HP consistently engages in partnerships with outside stakeholders and organizations that share HP’s environmental objectives.

  • Support of non-governmental environment partners
    HP functions and business groups that buy, sell and use paper-based products continue to engage with and support Environmental Non-Governmental Organizational (NGO) partners in endeavors that benefit the environment.
  • Business partner encouragement
    HP continues to support and encourage suppliers, resellers and licensees to align with our environmental values and principles.
  • Measured adoption
    To enhance transparency in the HP supply chain, HP monitors the performance of its supply base based on the principles highlighted in this policy.

HP shall continue to publicly report on its continual improvement in areas covered by this policy, and shall seek independent verification of its reporting metrics.

Responsibilities

HP is committed to ensuring the principles outlined in this policy are fully integrated into our business operations.

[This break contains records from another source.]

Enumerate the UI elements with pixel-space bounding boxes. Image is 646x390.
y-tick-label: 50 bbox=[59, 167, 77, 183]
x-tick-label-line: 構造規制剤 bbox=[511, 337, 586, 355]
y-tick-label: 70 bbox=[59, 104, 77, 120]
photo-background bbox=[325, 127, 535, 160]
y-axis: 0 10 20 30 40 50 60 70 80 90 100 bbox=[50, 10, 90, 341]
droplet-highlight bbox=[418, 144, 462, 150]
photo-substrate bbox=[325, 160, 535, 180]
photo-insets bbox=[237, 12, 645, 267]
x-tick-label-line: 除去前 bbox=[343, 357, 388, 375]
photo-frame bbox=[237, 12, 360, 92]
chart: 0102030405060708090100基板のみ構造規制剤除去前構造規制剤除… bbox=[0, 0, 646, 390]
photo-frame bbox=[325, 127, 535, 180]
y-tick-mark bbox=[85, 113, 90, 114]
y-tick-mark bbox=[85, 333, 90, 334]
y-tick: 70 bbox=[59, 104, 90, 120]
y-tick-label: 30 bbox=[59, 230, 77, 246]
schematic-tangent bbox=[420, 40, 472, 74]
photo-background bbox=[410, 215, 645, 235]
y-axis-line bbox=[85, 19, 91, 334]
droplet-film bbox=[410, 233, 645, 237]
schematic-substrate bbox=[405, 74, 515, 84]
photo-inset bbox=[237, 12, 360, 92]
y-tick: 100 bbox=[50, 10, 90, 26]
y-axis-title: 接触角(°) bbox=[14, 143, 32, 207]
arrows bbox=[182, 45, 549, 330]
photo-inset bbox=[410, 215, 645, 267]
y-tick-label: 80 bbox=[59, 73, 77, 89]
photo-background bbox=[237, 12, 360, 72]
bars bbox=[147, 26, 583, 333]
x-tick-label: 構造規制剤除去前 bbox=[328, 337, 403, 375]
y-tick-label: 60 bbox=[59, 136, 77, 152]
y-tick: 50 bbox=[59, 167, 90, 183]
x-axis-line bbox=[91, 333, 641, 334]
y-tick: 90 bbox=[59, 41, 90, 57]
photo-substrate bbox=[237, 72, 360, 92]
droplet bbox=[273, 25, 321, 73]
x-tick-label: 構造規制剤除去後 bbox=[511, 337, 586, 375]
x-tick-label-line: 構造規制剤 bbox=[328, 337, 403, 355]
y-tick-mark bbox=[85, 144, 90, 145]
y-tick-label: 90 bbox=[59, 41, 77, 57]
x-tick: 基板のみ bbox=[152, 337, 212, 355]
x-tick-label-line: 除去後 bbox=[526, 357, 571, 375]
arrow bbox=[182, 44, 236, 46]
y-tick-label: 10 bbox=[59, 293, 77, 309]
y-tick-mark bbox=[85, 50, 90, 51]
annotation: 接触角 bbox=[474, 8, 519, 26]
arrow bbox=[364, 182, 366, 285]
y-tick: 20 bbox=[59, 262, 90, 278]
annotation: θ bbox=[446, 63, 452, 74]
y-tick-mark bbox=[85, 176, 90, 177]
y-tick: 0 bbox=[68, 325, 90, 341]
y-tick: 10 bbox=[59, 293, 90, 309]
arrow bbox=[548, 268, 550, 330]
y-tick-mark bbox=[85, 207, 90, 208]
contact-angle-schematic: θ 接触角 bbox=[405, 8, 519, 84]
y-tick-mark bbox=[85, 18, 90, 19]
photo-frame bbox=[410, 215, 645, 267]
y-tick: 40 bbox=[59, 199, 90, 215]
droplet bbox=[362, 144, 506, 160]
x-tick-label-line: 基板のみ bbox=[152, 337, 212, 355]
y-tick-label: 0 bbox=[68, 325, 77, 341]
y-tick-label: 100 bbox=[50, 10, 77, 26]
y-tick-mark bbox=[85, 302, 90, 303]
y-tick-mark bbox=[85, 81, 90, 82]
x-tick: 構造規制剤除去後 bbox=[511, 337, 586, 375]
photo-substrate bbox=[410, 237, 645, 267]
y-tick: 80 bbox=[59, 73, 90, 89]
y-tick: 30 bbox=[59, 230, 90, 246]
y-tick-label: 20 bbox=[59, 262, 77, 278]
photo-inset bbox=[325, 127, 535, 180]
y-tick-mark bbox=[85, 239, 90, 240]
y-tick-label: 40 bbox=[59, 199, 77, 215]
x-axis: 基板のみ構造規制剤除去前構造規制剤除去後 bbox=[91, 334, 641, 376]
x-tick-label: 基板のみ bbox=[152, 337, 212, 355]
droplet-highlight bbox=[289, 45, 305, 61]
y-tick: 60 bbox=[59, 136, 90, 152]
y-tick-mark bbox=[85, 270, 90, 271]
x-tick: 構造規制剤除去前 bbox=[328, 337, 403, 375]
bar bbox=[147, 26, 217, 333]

HP defines performance goals and metrics to support this integration and policy implementation. In doing so, HP business groups, regions, functions and operations are expected to conduct assessments and set goals and action plans in motion to:

  • Determine the performance of the supply chain in key areas:
    • Use of post-consumer recycled materials
    • Phase out of fiber from endangered forests, high conversation value forests (HCVF’s)
       and other unwanted sources
    • Incorporation of fiber from known sources as verified by chain-of-custody certification
    • Incorporation of fiber from FSC certified operations (where available)
    • Assessment of responsible production criteria
  • Reduction of paper use and waste
  • Establish time bound, measurable goals based upon assessments
  • Report on progress annually in HP’s Global Citizenship Report.

Definitions

Term Definition
Endangered forests

Areas of biodiversity that are distinct, rare or ecologically important that industrial use would be incompatible with maintaining these values.

Unwanted source

A source that falls within one or more of the following categories:

  • The source forest is known or suspected of containing high conservation values, except where:
    • The forest is certified or in progress to certification under a credible
       certification system ensuring responsible management practices, or
    • The forest manager can otherwise demonstrate that the forest and/or
       surrounding landscape is managed to ensure those values are maintained.
  • The source forest is being actively converted from natural forest to a plantation or other land use, unless the conversion is justified on grounds of net social and environmental gain, including the enhancement of high conservation values in the surrounding landscape.
  • The timber was illegally harvested or traded.
  • The timber is conflict timber (i.e., it was traded in a way that drives violent armed conflict or threatens national or regional stability).
  • The harvesting or processing entity, or a related political or military regime, is violating human rights.
  • The timber is from genetically-modified trees.
  • The source forest is unknown.
High Conservation Value Forests
  • Forest areas containing globally, regionally, or nationally significant concentrations of biodiversity values (such as endemism, endangered species, and refugia).
  • Forest areas containing globally, regionally, or nationally significant large landscape level forests contained within, or containing, the management unit where viable populations of most if not all naturally occurring species exist in natural patterns of distribution and abundance.
  • Forest areas that are in or contain rare, threatened, or endangered ecosystems.
  • Forest areas that provide basic services of nature in critical situations (such as watershed protection, erosion control).
  • Forest areas fundamental to meeting basic needs of local communities (such as subsistence and health).
  • Forest areas critical to local communities’ traditional cultural identity (areas of cultural, ecological, economic, or religious significance identified in cooperation with such local communities).